Also known as
Day of Wreaths
Feast of the Most Holy Body
60 days after Easter (since 1246)
Corpus Christi, observed by Christians—especially Roman Catholics—commemorates the Holy Eucharist, a rite also commonly known as Holy Communion or the Last Supper. The holiday commemorates Christ's Last Supper, which was held on Maundy Thursday, celebrates the rite that came from it, and also celebrates transubstantiation, the belief that the Eucharist is literally the body and blood of Christ, having been turned into it from bread and wine. Since the Reformation, most Protestant churches have not celebrated the day, because they have different views on the Eucharist regarding transubstantiation, but Corpus Christi is a public holiday in many countries that are predominantly Catholic.
Whereas Maundy Thursday is a solemn day marking the Last Supper, the washing of the disciples' feet, the institution of the priesthood, and the events at the Garden of Gethsemane, Corpus Christi focuses solely on the Last Supper. In fact, "Corpus Christi" is the Latin phrase for "Body of Christ." The holiday has been observed since 1246, when the first celebration was held at St. Martin's Church in Liège, Belgium. The start of the day can largely be attributed to Juliana of Liège, who longed for a day dedicated to the Eucharist that wasn't during Lent and spent about 40 years working to start the day. The holiday is celebrated on the Thursday after Trinity Sunday around the world and in some parts of the United States. It is celebrated on the Sunday after Trinity Sunday in some other parts of the United States. With the Catholic liturgical reforms of 1969 under Pope Paul VI, nations were allowed to move the day to the Sunday following Trinity Sunday, instead of being required to observe it on the Thursday after that Sunday.
On the day, Catholics and other Christians receive Holy Communion. Children often celebrate their first Communion on the day. Various traditions are followed around the world. In some countries, consecrated bread is paraded through the streets, by priests carrying it in a monstrance. In Spain and in Provence, France, elaborate processions include saints and characters from the Bible, and the path is laid with wreaths and flowers. In Rome, the Pope presides over a procession. In Portugal, the day is known as Día de Corpo de Deus and has been a major observance since medieval times. Processions are an important part of the observation in Mexico as well.
In Germany, the sacrament and holy symbols are carried through villages, on streets decorated with flowers and greenery. Children dress in white and wear flower wreaths, and accompany priests and women who wear regional costumes.
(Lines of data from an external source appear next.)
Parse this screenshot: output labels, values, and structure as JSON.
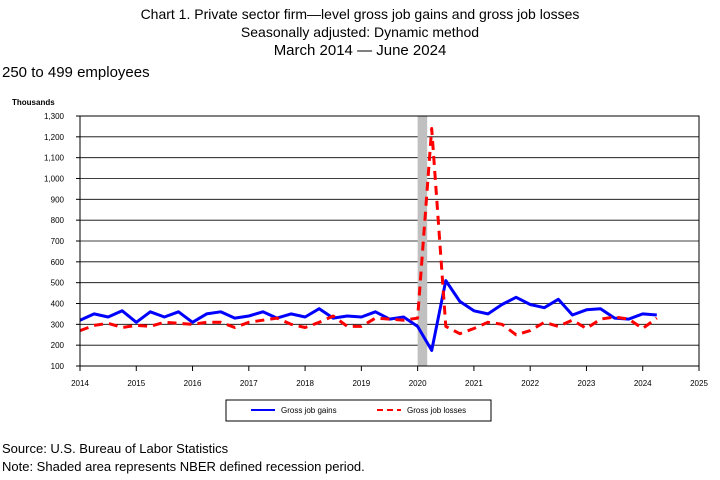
{
  "title": {
    "line1": "Chart 1. Private sector firm—level gross job gains and gross job losses",
    "line2": "Seasonally adjusted: Dynamic method",
    "line3": "March 2014  — June 2024"
  },
  "subtitle": "250 to 499 employees",
  "footer": {
    "source": "Source: U.S. Bureau of Labor Statistics",
    "note": "Note: Shaded area represents NBER defined recession period."
  },
  "colors": {
    "gains": "#0000ff",
    "losses": "#ff0000",
    "recession": "#c0c0c0"
  },
  "chart_data": {
    "type": "line",
    "ylabel": "Thousands",
    "xlim": [
      2014,
      2025
    ],
    "ylim": [
      100,
      1300
    ],
    "x_ticks": [
      "2014",
      "2015",
      "2016",
      "2017",
      "2018",
      "2019",
      "2020",
      "2021",
      "2022",
      "2023",
      "2024",
      "2025"
    ],
    "y_ticks": [
      "100",
      "200",
      "300",
      "400",
      "500",
      "600",
      "700",
      "800",
      "900",
      "1,000",
      "1,100",
      "1,200",
      "1,300"
    ],
    "grid": "horizontal",
    "legend_position": "bottom",
    "recession_shading": [
      2020.0,
      2020.17
    ],
    "x": [
      2014.0,
      2014.25,
      2014.5,
      2014.75,
      2015.0,
      2015.25,
      2015.5,
      2015.75,
      2016.0,
      2016.25,
      2016.5,
      2016.75,
      2017.0,
      2017.25,
      2017.5,
      2017.75,
      2018.0,
      2018.25,
      2018.5,
      2018.75,
      2019.0,
      2019.25,
      2019.5,
      2019.75,
      2020.0,
      2020.25,
      2020.5,
      2020.75,
      2021.0,
      2021.25,
      2021.5,
      2021.75,
      2022.0,
      2022.25,
      2022.5,
      2022.75,
      2023.0,
      2023.25,
      2023.5,
      2023.75,
      2024.0,
      2024.25
    ],
    "series": [
      {
        "name": "Gross job gains",
        "style": "solid",
        "values": [
          320,
          350,
          335,
          365,
          310,
          360,
          335,
          360,
          310,
          350,
          360,
          330,
          340,
          360,
          330,
          350,
          335,
          375,
          330,
          340,
          335,
          360,
          325,
          335,
          290,
          175,
          510,
          410,
          365,
          350,
          395,
          430,
          395,
          380,
          420,
          345,
          370,
          375,
          330,
          325,
          350,
          345
        ]
      },
      {
        "name": "Gross job losses",
        "style": "dashed",
        "values": [
          270,
          295,
          305,
          285,
          295,
          290,
          310,
          305,
          300,
          310,
          310,
          285,
          310,
          320,
          330,
          300,
          285,
          310,
          340,
          290,
          290,
          330,
          325,
          320,
          330,
          1240,
          290,
          255,
          280,
          310,
          300,
          250,
          270,
          310,
          290,
          320,
          280,
          325,
          335,
          325,
          280,
          330
        ]
      }
    ]
  }
}
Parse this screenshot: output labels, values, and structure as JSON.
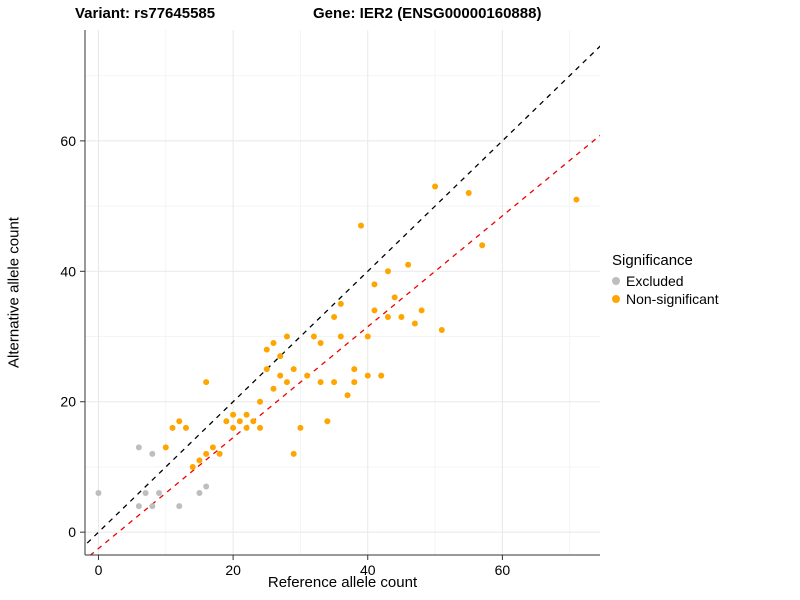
{
  "header": {
    "variant_title": "Variant: rs77645585",
    "gene_title": "Gene: IER2 (ENSG00000160888)"
  },
  "chart_data": {
    "type": "scatter",
    "xlabel": "Reference allele count",
    "ylabel": "Alternative allele count",
    "xlim": [
      -2,
      74.5
    ],
    "ylim": [
      -3.5,
      77
    ],
    "x_ticks": [
      0,
      20,
      40,
      60
    ],
    "y_ticks": [
      0,
      20,
      40,
      60
    ],
    "x_minor_ticks": [
      10,
      30,
      50,
      70
    ],
    "y_minor_ticks": [
      10,
      30,
      50,
      70
    ],
    "grid": true,
    "colors": {
      "major_grid": "#E8E8E8",
      "minor_grid": "#F4F4F4",
      "axis": "#333333",
      "tick_label": "#000000"
    },
    "lines": [
      {
        "name": "identity-line",
        "slope": 1,
        "intercept": 0,
        "color": "#000000",
        "dashed": true
      },
      {
        "name": "regression-line",
        "slope": 0.85,
        "intercept": -2.5,
        "color": "#EE0000",
        "dashed": true
      }
    ],
    "legend": {
      "title": "Significance",
      "position": "right",
      "entries": [
        {
          "label": "Excluded",
          "color": "#BEBEBE"
        },
        {
          "label": "Non-significant",
          "color": "#FFA500"
        }
      ]
    },
    "series": [
      {
        "name": "Excluded",
        "color": "#BEBEBE",
        "points": [
          [
            0,
            6
          ],
          [
            6,
            13
          ],
          [
            8,
            12
          ],
          [
            7,
            6
          ],
          [
            9,
            6
          ],
          [
            6,
            4
          ],
          [
            8,
            4
          ],
          [
            12,
            4
          ],
          [
            15,
            6
          ],
          [
            16,
            7
          ]
        ]
      },
      {
        "name": "Non-significant",
        "color": "#FFA500",
        "points": [
          [
            10,
            13
          ],
          [
            11,
            16
          ],
          [
            12,
            17
          ],
          [
            13,
            16
          ],
          [
            14,
            10
          ],
          [
            15,
            11
          ],
          [
            16,
            23
          ],
          [
            16,
            12
          ],
          [
            17,
            13
          ],
          [
            18,
            12
          ],
          [
            19,
            17
          ],
          [
            20,
            18
          ],
          [
            20,
            16
          ],
          [
            21,
            17
          ],
          [
            22,
            16
          ],
          [
            22,
            18
          ],
          [
            23,
            17
          ],
          [
            24,
            20
          ],
          [
            24,
            16
          ],
          [
            25,
            25
          ],
          [
            25,
            28
          ],
          [
            26,
            29
          ],
          [
            26,
            22
          ],
          [
            27,
            24
          ],
          [
            27,
            27
          ],
          [
            28,
            30
          ],
          [
            28,
            23
          ],
          [
            29,
            25
          ],
          [
            29,
            12
          ],
          [
            30,
            16
          ],
          [
            31,
            24
          ],
          [
            32,
            30
          ],
          [
            33,
            23
          ],
          [
            33,
            29
          ],
          [
            34,
            17
          ],
          [
            35,
            23
          ],
          [
            35,
            33
          ],
          [
            36,
            35
          ],
          [
            36,
            30
          ],
          [
            37,
            21
          ],
          [
            38,
            25
          ],
          [
            38,
            23
          ],
          [
            39,
            47
          ],
          [
            40,
            30
          ],
          [
            40,
            24
          ],
          [
            41,
            34
          ],
          [
            41,
            38
          ],
          [
            42,
            24
          ],
          [
            43,
            40
          ],
          [
            43,
            33
          ],
          [
            44,
            36
          ],
          [
            45,
            33
          ],
          [
            46,
            41
          ],
          [
            47,
            32
          ],
          [
            48,
            34
          ],
          [
            50,
            53
          ],
          [
            51,
            31
          ],
          [
            55,
            52
          ],
          [
            57,
            44
          ],
          [
            71,
            51
          ]
        ]
      }
    ]
  }
}
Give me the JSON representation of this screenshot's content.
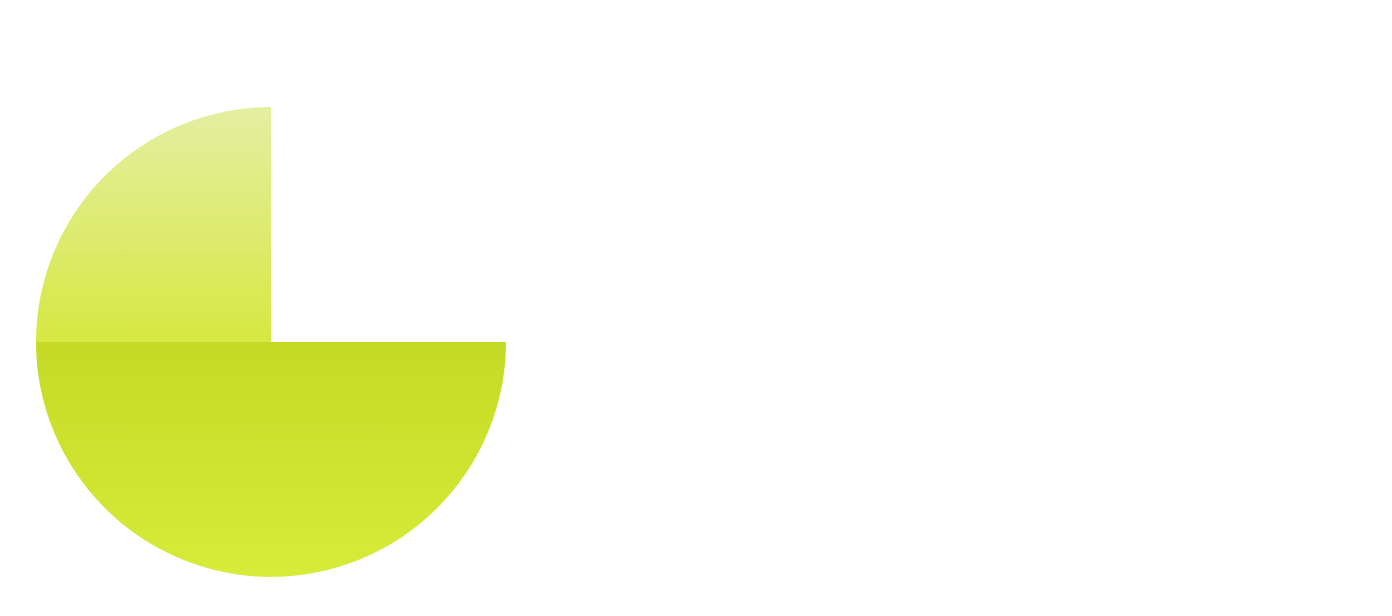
{
  "graphic": {
    "shapes": [
      {
        "name": "lower-half-disc",
        "kind": "semicircle",
        "colors": {
          "top": "#c4da24",
          "bottom": "#d6ec3a"
        }
      },
      {
        "name": "upper-left-quarter-disc",
        "kind": "quarter-circle",
        "colors": {
          "top": "#e4efa2",
          "bottom": "#d6e842"
        }
      }
    ],
    "background": "#ffffff"
  }
}
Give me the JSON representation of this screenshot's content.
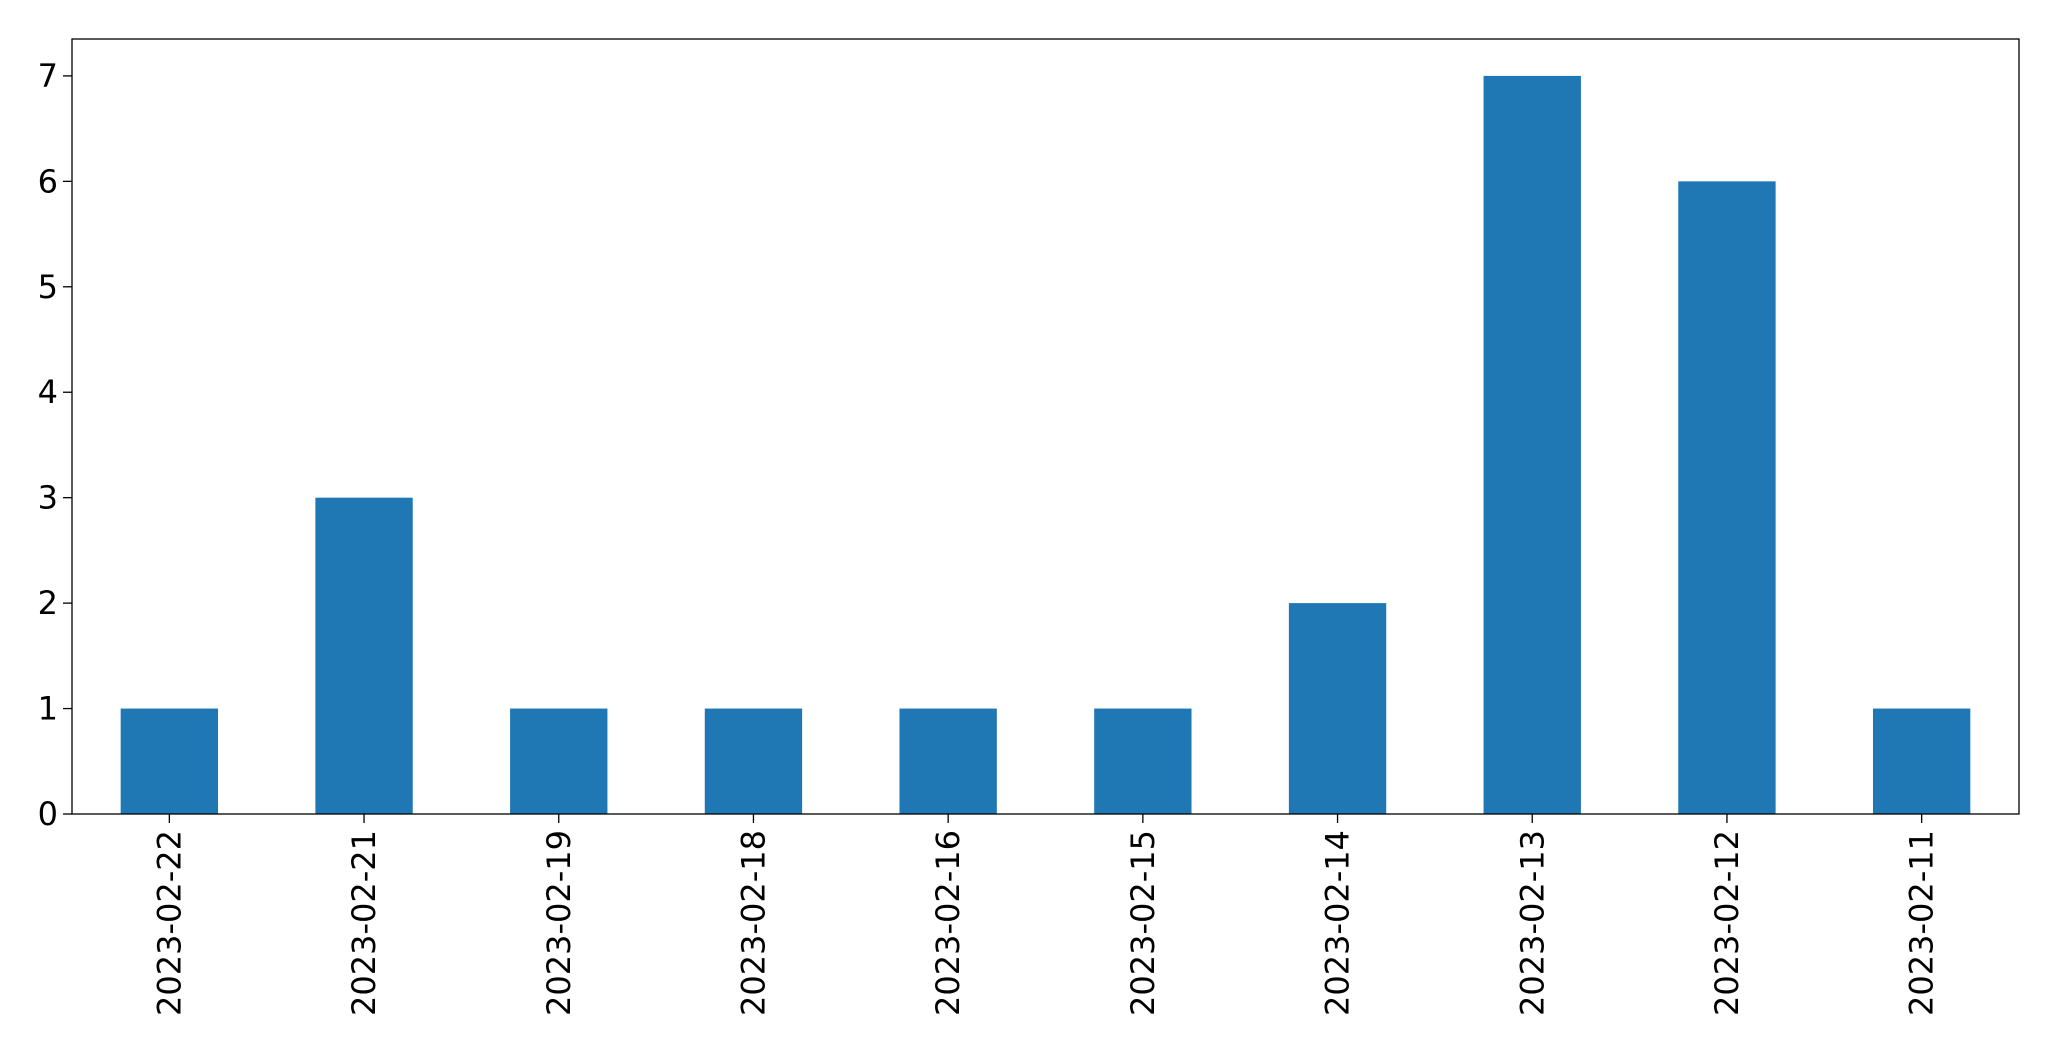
{
  "chart_data": {
    "type": "bar",
    "categories": [
      "2023-02-22",
      "2023-02-21",
      "2023-02-19",
      "2023-02-18",
      "2023-02-16",
      "2023-02-15",
      "2023-02-14",
      "2023-02-13",
      "2023-02-12",
      "2023-02-11"
    ],
    "values": [
      1,
      3,
      1,
      1,
      1,
      1,
      2,
      7,
      6,
      1
    ],
    "color": "#1f77b4",
    "ylim": [
      0,
      7.35
    ],
    "yticks": [
      0,
      1,
      2,
      3,
      4,
      5,
      6,
      7
    ],
    "grid": false
  }
}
In some parts of the country, such as Bavaria, processions are on lakes and involve boats, instead of being on the streets. In Switzerland, processions are filled with clergy in robes, soldiers in historic uniforms, and others in regional costumes.
How to Observe Corpus Christi
If you are Catholic or belong to another Christian denomination that observes the day, take the opportunity to receive Holy Communion. If you have a child, perhaps they will have their first Communion today. No matter your religious beliefs, you could attend a Corpus Christi procession. Another idea to celebrate the day could be to visit Corpus Christi, Texas. Both Corpus Christi Bay and the city are named after the holiday. On today's date in 1519, Alonzo Alvarez de Pineda found a bay on what is now the southern coast of Texas. A city eventually grew there, and the city and the bay were given the name Corpus Christi.